Приближаясь к свороту, я настраивался на худшее. Если не выйдут к дороге, придется идти на зимуху. Не идти, бежать.
Скрылось солнце, померкло небо. «Уазик» петлял по предгорьям Инэтчэ-ми Гида. Снова наваливалась ночь. Не проблема, если бы был фонарь, но в те годы фонари и батарейки были не всегда, места занимали много, и потому под рукой их часто не оказывалось.
Из ниоткуда появилось чувство, что снова на отвороте никого не будет. Я обратился к водителю:
– Слушай, я сейчас побегу на зимуху, если никого на дороге не будет, а их не будет. Ты стой, жди. У меня больше нет сил и времени искать новую машину. Я быстро.
А как быстро – пять километров туда, пять обратно, вверх-вниз, ночью, по снегу?
– Я буду ждать, не беспокойся, – ответил мужик.
Отворот! Никого! Только темнота и первые звёзды над лиственницами.
– Все, жди! Дождись меня, прошу!
Шершавая ладонь водителя в темноте нащупала мою обожжённую ладонь.
– Дождусь! Верь мне! – он пожал мне руку.
Я скинул с себя лишнюю одежду, оставшись только в комбинезоне, скинул шапку, и побежал вверх по снежному склону.
Вскоре пришлось достать из-за пазухи пистолет, поскольку он больно колотил по ребрам при беге, и взять его в руку. Зарница, в натуре, мрачно ухмылялся я, шестым чувством угадывая под ногами тропу. Луна еще висела в густых ветках елок, и толку от нее было мало.
К своему удивлению я все ещё бежал, ни разу не перейдя на шаг, и вверх сопок, и вниз.
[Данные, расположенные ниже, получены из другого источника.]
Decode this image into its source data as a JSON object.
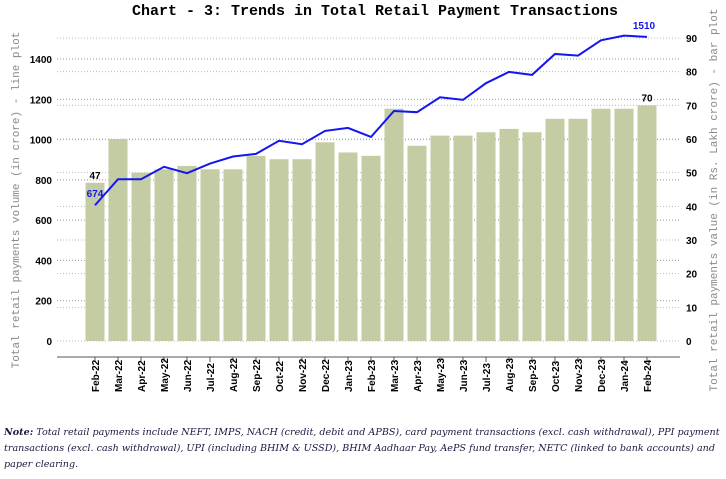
{
  "chart_data": {
    "type": "bar+line",
    "title": "Chart - 3: Trends in Total Retail Payment Transactions",
    "categories": [
      "Feb-22",
      "Mar-22",
      "Apr-22",
      "May-22",
      "Jun-22",
      "Jul-22",
      "Aug-22",
      "Sep-22",
      "Oct-22",
      "Nov-22",
      "Dec-22",
      "Jan-23",
      "Feb-23",
      "Mar-23",
      "Apr-23",
      "May-23",
      "Jun-23",
      "Jul-23",
      "Aug-23",
      "Sep-23",
      "Oct-23",
      "Nov-23",
      "Dec-23",
      "Jan-24",
      "Feb-24"
    ],
    "bar_series": {
      "axis": "right",
      "color": "#c3cca3",
      "values": [
        47,
        60,
        50,
        51,
        52,
        51,
        51,
        55,
        54,
        54,
        59,
        56,
        55,
        69,
        58,
        61,
        61,
        62,
        63,
        62,
        66,
        66,
        69,
        69,
        70
      ]
    },
    "line_series": {
      "axis": "left",
      "color": "#1515f0",
      "values": [
        674,
        803,
        803,
        865,
        833,
        881,
        916,
        929,
        994,
        977,
        1043,
        1058,
        1013,
        1142,
        1136,
        1210,
        1197,
        1280,
        1336,
        1321,
        1425,
        1417,
        1493,
        1516,
        1510
      ]
    },
    "bar_labels": {
      "first": "47",
      "last": "70"
    },
    "line_labels": {
      "first": "674",
      "last": "1510"
    },
    "ylabel_left": "Total retail payments volume (in crore) - line plot",
    "ylabel_right": "Total retail payments value (in Rs. Lakh crore) - bar plot",
    "ylim_left": [
      0,
      1400
    ],
    "yticks_left": [
      0,
      200,
      400,
      600,
      800,
      1000,
      1200,
      1400
    ],
    "ylim_right": [
      0,
      90
    ],
    "yticks_right": [
      0,
      10,
      20,
      30,
      40,
      50,
      60,
      70,
      80,
      90
    ],
    "grid": true
  },
  "note": {
    "label": "Note:",
    "text": " Total retail payments include NEFT, IMPS, NACH (credit, debit and APBS), card payment transactions (excl. cash withdrawal), PPI payment transactions (excl. cash withdrawal), UPI (including BHIM & USSD), BHIM Aadhaar Pay, AePS fund transfer, NETC (linked to bank accounts) and paper clearing."
  }
}
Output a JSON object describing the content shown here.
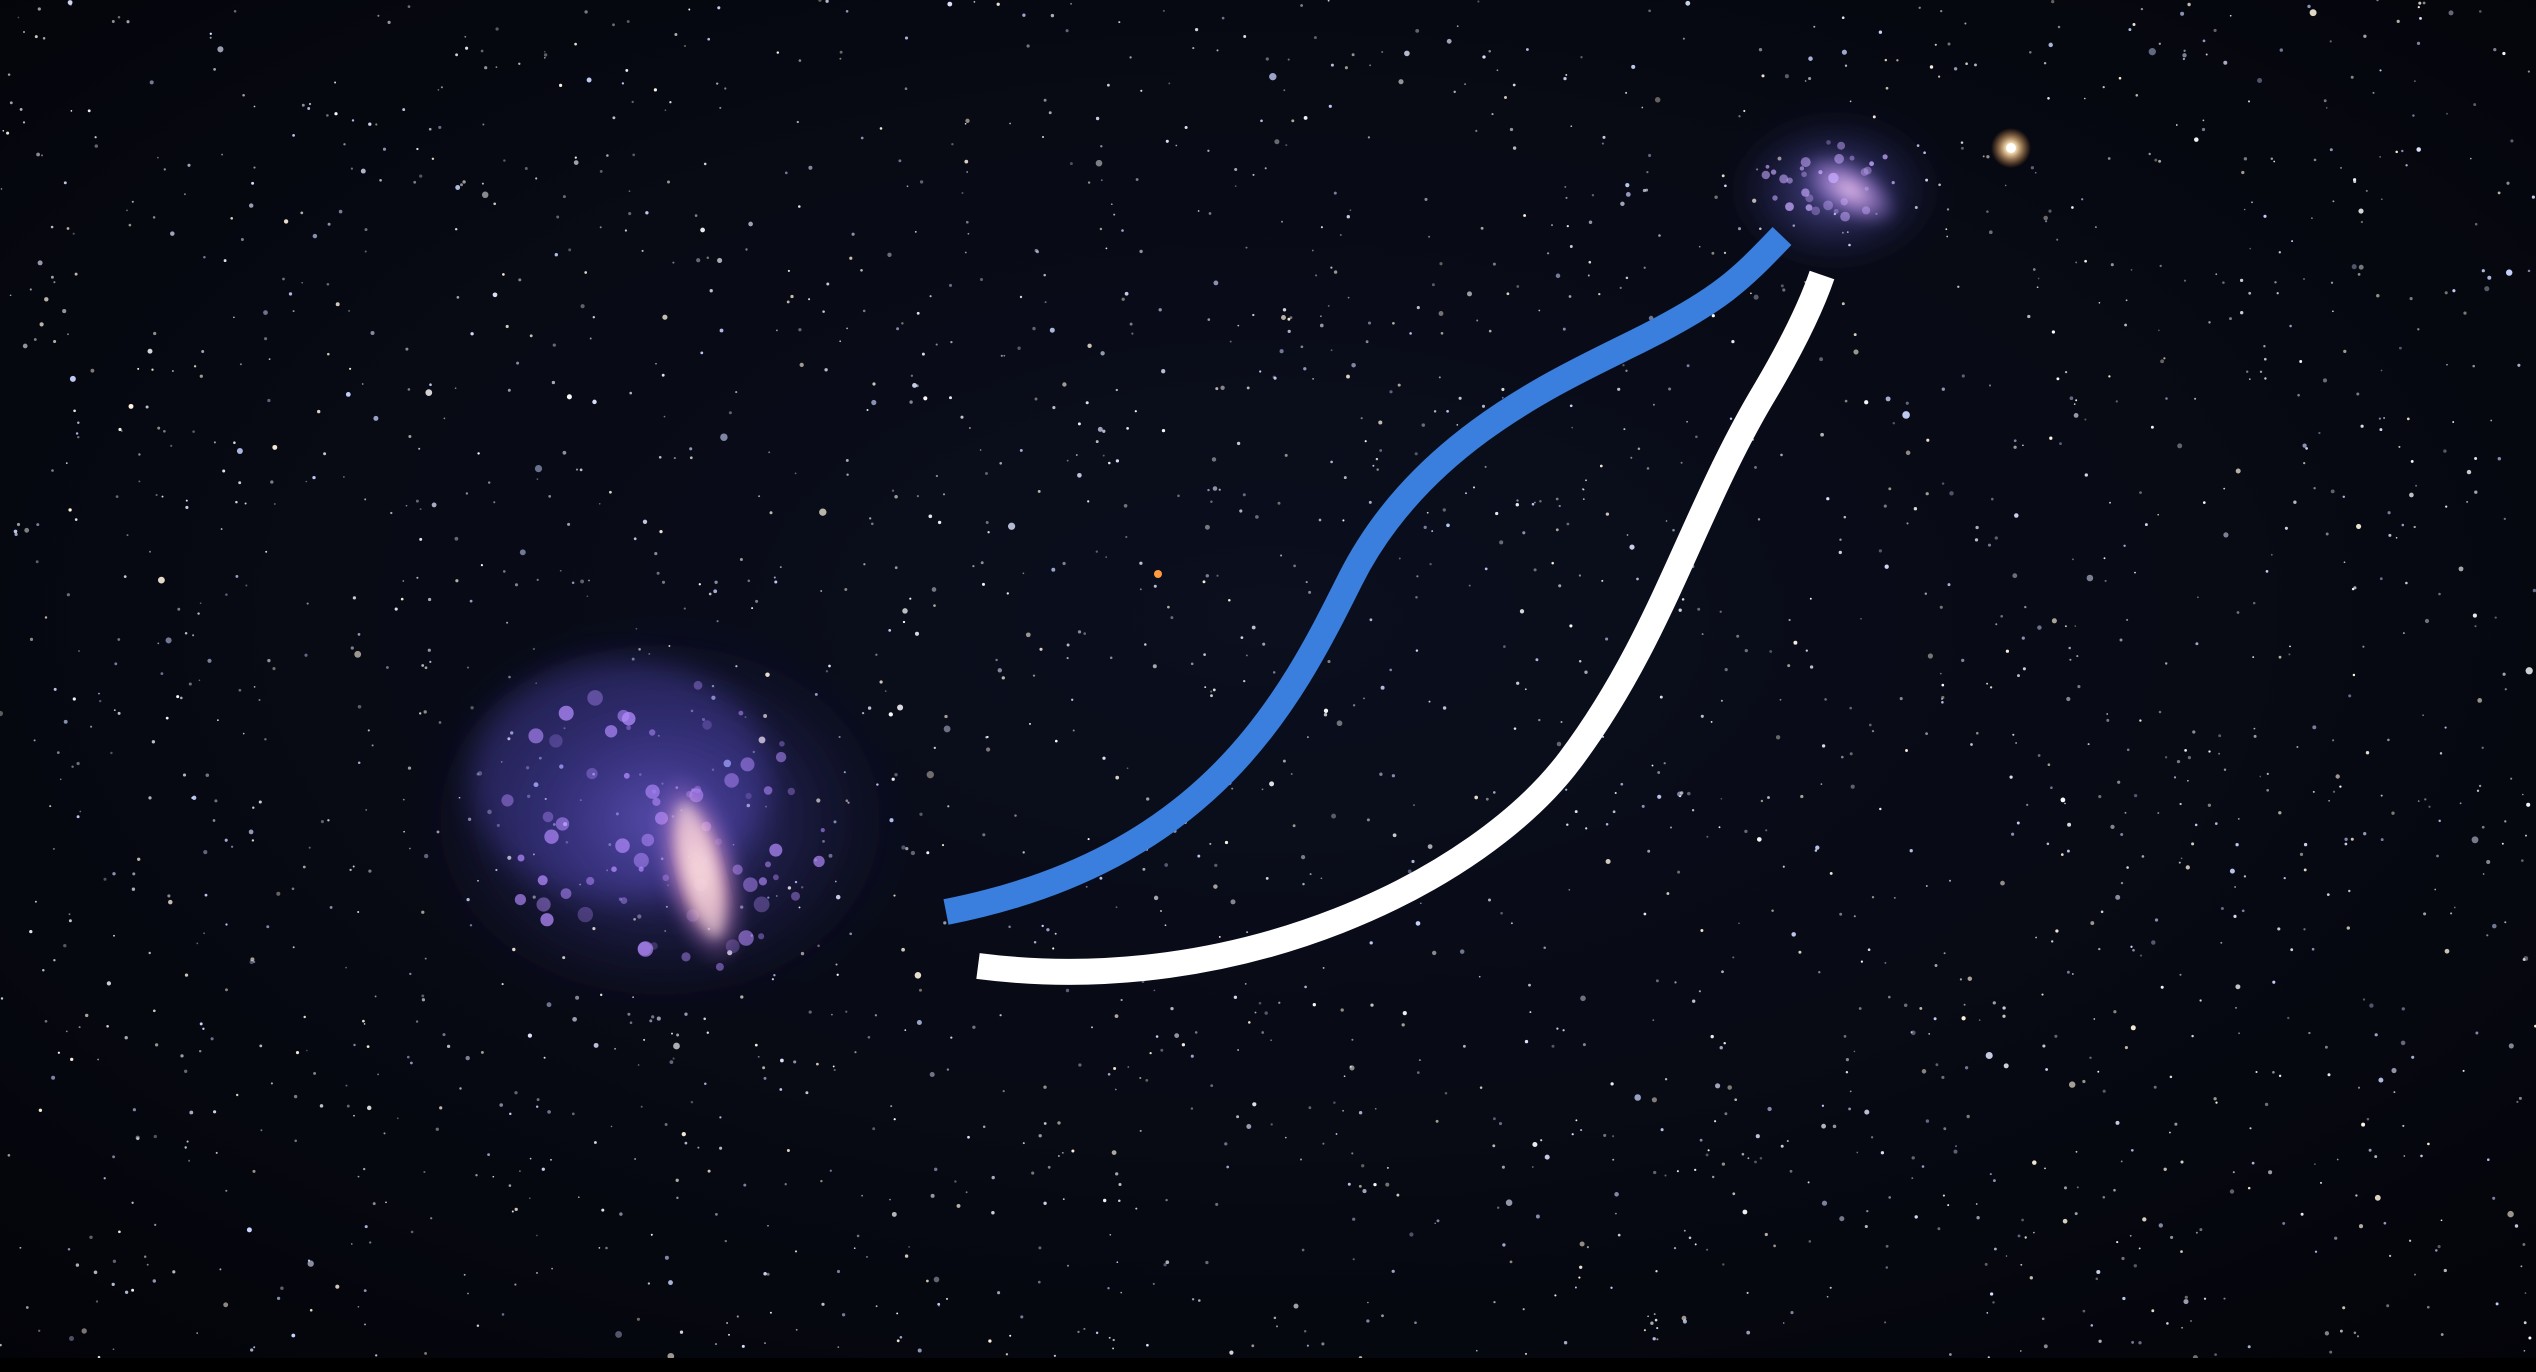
{
  "scene": {
    "background_color": "#05070d",
    "star_colors": [
      "#ffffff",
      "#dfe6ff",
      "#fff4e0",
      "#c9d4ff"
    ],
    "large_cloud": {
      "name": "large-magellanic-cloud",
      "core_color": "#f0b8c8",
      "glow_color": "#7a6cff",
      "knot_color": "#b58cff"
    },
    "small_cloud": {
      "name": "small-magellanic-cloud",
      "core_color": "#e6b2f0",
      "glow_color": "#8d86ff"
    },
    "bright_star_color": "#ffd9a0",
    "orange_star_color": "#ff9a40"
  },
  "streams": {
    "blue_color": "#3a7fde",
    "white_color": "#ffffff"
  }
}
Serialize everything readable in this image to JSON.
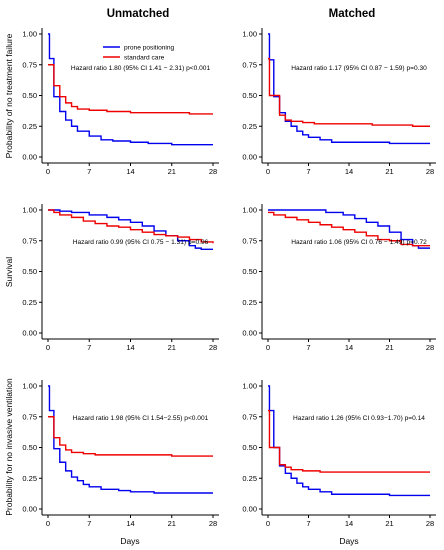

Хотя честно думал, что задохнусь ещё на первом подъеме, ведь гнилая прошлая ночь, водка, усталость, голод….
Но всему приходит конец. Я бежал до тех пор, пока луна не стала красной. Все, шагом, а то свалюсь. В голове тугим комком билась кровь.
На последнем перевале перед зимовьем я остановился и полез в карман за ручной ракетой. Ракеты в кармане не оказалось. Я перерыл все карманы, хотя уже знал, что ракета выпала при беге. Досадуя на свою оплошность, ведь осталось около километра с поворотами, поднял пистолет к чёрному небу.
Не сильно веря, что меня услышат, просто выстрелил в воздух. Выстрел подстегнул меня, и я бросился бежать снова. На бегу вниз, к ручью, стрелял ещё и ещё, пока не кончились патроны. Но уже близко горел костер. Я так и ввалился в круг света – распаренный, с пистолетом в руке.